En cualquier caso, lo que ahora me importa es la comparación entre ambas pinturas. En la de 1788, y aunque en algunos puntos puedan distinguirse personajes embozados siniestramente, son la luz diurna y el color blanco los que bañan a una muchedumbre de figuras ―vestidas indistintamente tanto al estilo afrancesado como al más castizo de los majos y majas, lo que acrecienta el ambiente de fraternidad entre dispares que también apreciamos, por ejemplo, en “La gallina ciega” (1789)―. Los romeros disfrutan del almuerzo sobre la hierba de la manera más sana imaginable, mientras un río Manzanares en calma y pleno de reflejos plateados separa la pradera de la ciudad, cuya plácida vista general ocupa el fondo de la imagen.
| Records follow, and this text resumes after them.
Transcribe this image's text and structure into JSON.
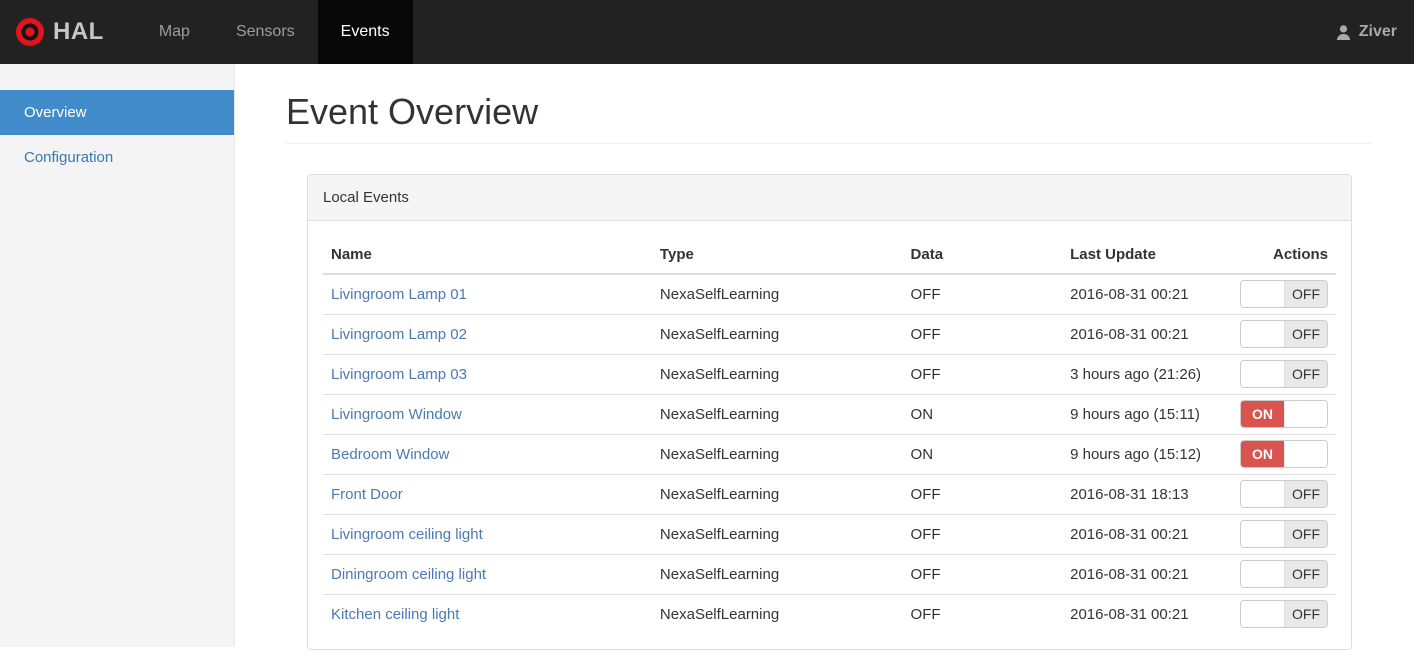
{
  "navbar": {
    "brand": "HAL",
    "items": [
      {
        "label": "Map",
        "active": false
      },
      {
        "label": "Sensors",
        "active": false
      },
      {
        "label": "Events",
        "active": true
      }
    ],
    "user": "Ziver"
  },
  "sidebar": {
    "items": [
      {
        "label": "Overview",
        "active": true
      },
      {
        "label": "Configuration",
        "active": false
      }
    ]
  },
  "main": {
    "title": "Event Overview",
    "panel": {
      "title": "Local Events",
      "table": {
        "columns": [
          "Name",
          "Type",
          "Data",
          "Last Update",
          "Actions"
        ],
        "rows": [
          {
            "name": "Livingroom Lamp 01",
            "type": "NexaSelfLearning",
            "data": "OFF",
            "last_update": "2016-08-31 00:21",
            "toggle": "OFF"
          },
          {
            "name": "Livingroom Lamp 02",
            "type": "NexaSelfLearning",
            "data": "OFF",
            "last_update": "2016-08-31 00:21",
            "toggle": "OFF"
          },
          {
            "name": "Livingroom Lamp 03",
            "type": "NexaSelfLearning",
            "data": "OFF",
            "last_update": "3 hours ago (21:26)",
            "toggle": "OFF"
          },
          {
            "name": "Livingroom Window",
            "type": "NexaSelfLearning",
            "data": "ON",
            "last_update": "9 hours ago (15:11)",
            "toggle": "ON"
          },
          {
            "name": "Bedroom Window",
            "type": "NexaSelfLearning",
            "data": "ON",
            "last_update": "9 hours ago (15:12)",
            "toggle": "ON"
          },
          {
            "name": "Front Door",
            "type": "NexaSelfLearning",
            "data": "OFF",
            "last_update": "2016-08-31 18:13",
            "toggle": "OFF"
          },
          {
            "name": "Livingroom ceiling light",
            "type": "NexaSelfLearning",
            "data": "OFF",
            "last_update": "2016-08-31 00:21",
            "toggle": "OFF"
          },
          {
            "name": "Diningroom ceiling light",
            "type": "NexaSelfLearning",
            "data": "OFF",
            "last_update": "2016-08-31 00:21",
            "toggle": "OFF"
          },
          {
            "name": "Kitchen ceiling light",
            "type": "NexaSelfLearning",
            "data": "OFF",
            "last_update": "2016-08-31 00:21",
            "toggle": "OFF"
          }
        ]
      }
    }
  },
  "colors": {
    "navbar_bg": "#222222",
    "navbar_active_bg": "#080808",
    "sidebar_active_bg": "#428bca",
    "link": "#337ab7",
    "toggle_on": "#d9534f",
    "toggle_off": "#e8e8e8",
    "logo_red": "#e3131e"
  }
}
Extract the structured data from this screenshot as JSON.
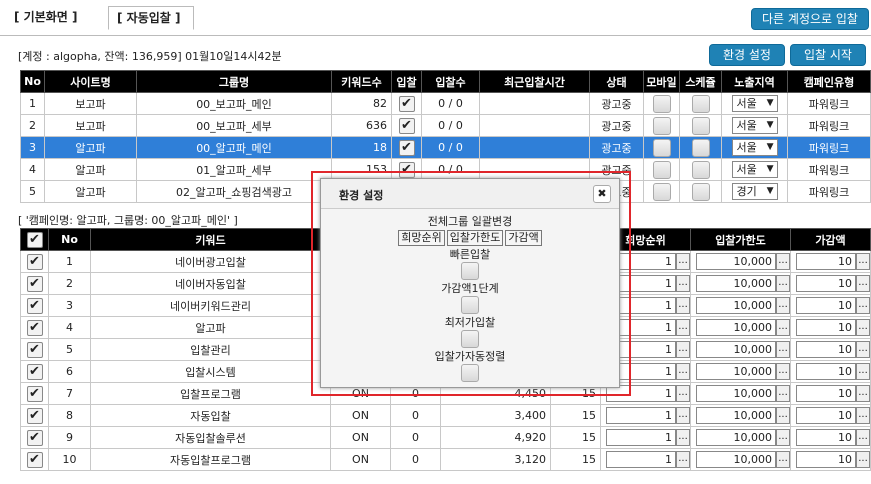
{
  "tabs": {
    "basic": "[ 기본화면 ]",
    "auto": "[ 자동입찰 ]"
  },
  "buttons": {
    "switch_account": "다른 계정으로 입찰",
    "settings": "환경 설정",
    "start_bid": "입찰 시작"
  },
  "account_info": "[계정 : algopha, 잔액: 136,959] 01월10일14시42분",
  "top_table": {
    "headers": [
      "No",
      "사이트명",
      "그룹명",
      "키워드수",
      "입찰",
      "입찰수",
      "최근입찰시간",
      "상태",
      "모바일",
      "스케쥴",
      "노출지역",
      "캠페인유형"
    ],
    "rows": [
      {
        "no": "1",
        "site": "보고파",
        "group": "00_보고파_메인",
        "kw": "82",
        "checked": true,
        "bids": "0 / 0",
        "time": "",
        "status": "광고중",
        "region": "서울",
        "type": "파워링크"
      },
      {
        "no": "2",
        "site": "보고파",
        "group": "00_보고파_세부",
        "kw": "636",
        "checked": true,
        "bids": "0 / 0",
        "time": "",
        "status": "광고중",
        "region": "서울",
        "type": "파워링크"
      },
      {
        "no": "3",
        "site": "알고파",
        "group": "00_알고파_메인",
        "kw": "18",
        "checked": true,
        "bids": "0 / 0",
        "time": "",
        "status": "광고중",
        "region": "서울",
        "type": "파워링크",
        "selected": true
      },
      {
        "no": "4",
        "site": "알고파",
        "group": "01_알고파_세부",
        "kw": "153",
        "checked": true,
        "bids": "0 / 0",
        "time": "",
        "status": "광고중",
        "region": "서울",
        "type": "파워링크"
      },
      {
        "no": "5",
        "site": "알고파",
        "group": "02_알고파_쇼핑검색광고",
        "kw": "",
        "checked": false,
        "bids": "",
        "time": "",
        "status": "광고중",
        "region": "경기",
        "type": "파워링크"
      }
    ]
  },
  "campaign_info": "[ '캠페인명: 알고파, 그룹명: 00_알고파_메인' ]",
  "bottom_table": {
    "headers": [
      "No",
      "키워드",
      "희망순위",
      "입찰가한도",
      "가감액"
    ],
    "rows": [
      {
        "no": "1",
        "kw": "네이버광고입찰",
        "on": "",
        "zero": "",
        "price": "",
        "rank": "",
        "hope": "1",
        "limit": "10,000",
        "adj": "10"
      },
      {
        "no": "2",
        "kw": "네이버자동입찰",
        "on": "",
        "zero": "",
        "price": "",
        "rank": "",
        "hope": "1",
        "limit": "10,000",
        "adj": "10"
      },
      {
        "no": "3",
        "kw": "네이버키워드관리",
        "on": "",
        "zero": "",
        "price": "",
        "rank": "",
        "hope": "1",
        "limit": "10,000",
        "adj": "10"
      },
      {
        "no": "4",
        "kw": "알고파",
        "on": "",
        "zero": "",
        "price": "",
        "rank": "",
        "hope": "1",
        "limit": "10,000",
        "adj": "10"
      },
      {
        "no": "5",
        "kw": "입찰관리",
        "on": "",
        "zero": "",
        "price": "",
        "rank": "",
        "hope": "1",
        "limit": "10,000",
        "adj": "10"
      },
      {
        "no": "6",
        "kw": "입찰시스템",
        "on": "",
        "zero": "",
        "price": "",
        "rank": "",
        "hope": "1",
        "limit": "10,000",
        "adj": "10"
      },
      {
        "no": "7",
        "kw": "입찰프로그램",
        "on": "ON",
        "zero": "0",
        "price": "4,450",
        "rank": "15",
        "hope": "1",
        "limit": "10,000",
        "adj": "10"
      },
      {
        "no": "8",
        "kw": "자동입찰",
        "on": "ON",
        "zero": "0",
        "price": "3,400",
        "rank": "15",
        "hope": "1",
        "limit": "10,000",
        "adj": "10"
      },
      {
        "no": "9",
        "kw": "자동입찰솔루션",
        "on": "ON",
        "zero": "0",
        "price": "4,920",
        "rank": "15",
        "hope": "1",
        "limit": "10,000",
        "adj": "10"
      },
      {
        "no": "10",
        "kw": "자동입찰프로그램",
        "on": "ON",
        "zero": "0",
        "price": "3,120",
        "rank": "15",
        "hope": "1",
        "limit": "10,000",
        "adj": "10"
      }
    ]
  },
  "popup": {
    "title": "환경 설정",
    "close": "✖",
    "bulk_label": "전체그룹 일괄변경",
    "bulk_buttons": [
      "희망순위",
      "입찰가한도",
      "가감액"
    ],
    "options": [
      "빠른입찰",
      "가감액1단계",
      "최저가입찰",
      "입찰가자동정렬"
    ]
  },
  "select_arrow": "▼",
  "check_mark": "✔",
  "dots": "..."
}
Como es obvio, este tipo de fiestas solían acabar a navajazos, pero es evidente que Goya planteó una visión idílica por tratarse de una imagen dirigida a unas niñas. Así, lo que vemos son en su mayoría jóvenes hermosos y sonrientes desprovistos de todo atisbo de agresividad o violencia. Sin embargo, tres décadas más tarde, y ya en una pintura realizada para su ámbito privado, repite el motivo en “La peregrinación de San Isidro”, donde la fiesta se ha convertido en una pesadilla monstruosa en la que el sol ha quedado eclipsado para dar paso a una escena más propia del inframundo, con la fealdad coronada como reina a lomos de bocas desencajadas y ojos desorbitados que amenazan directamente al espectador. Ya no apreciamos coloretes ni signos de salud ni de alegría, tan sólo degradación y ebriedad de la peor especie.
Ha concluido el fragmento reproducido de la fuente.